San Dionisio Catholic Church


The church of San Dionisio was constructed of wood with a palm thatched roof and dedicated in 1681. It was later burned in 1684 by those Chamorros who opposed the Spanish, rebuilt again of wood, and destroyed again by a typhoon in 1693. It was rebuilt in 1694 of coral masonry.

By 1690, after two European disease epidemics killed a large number of Chamorros, Umatac was the largest of five parishes on Guam, with 700 people. In the early 1700s, Rota, Guam’s neighbor island to the north, was at times administered together with Umatac by the church, resulting in close ties between Chamorros in those two parishes.
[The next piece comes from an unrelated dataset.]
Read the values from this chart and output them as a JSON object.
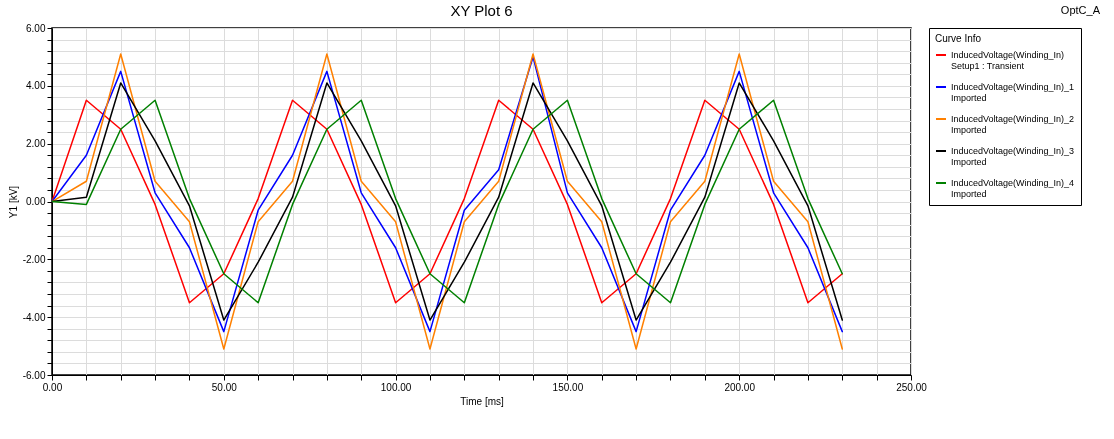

In 1849 a massive earthquake on Guam demolished many buildings including the governor’s palacio, the San Dionisio Church and the convento (the priests’ residence). Only the church was rebuilt, of wood and that structure was destroyed in the severe earthquake of 1902 that also crumbled part of the Dulce Nombre de Maria church in Hagåtña. The San Dionisio church would not be completely rebuilt until 1939 at a new location, where it still stands.

The Spanish masonry ruins of the old San Dionisio Church, which are located within fifty yards of the current church, are marked by a plaque, and are on the National Register of Historic Places.




This is the church today it sets to the side of the ruins of the old church.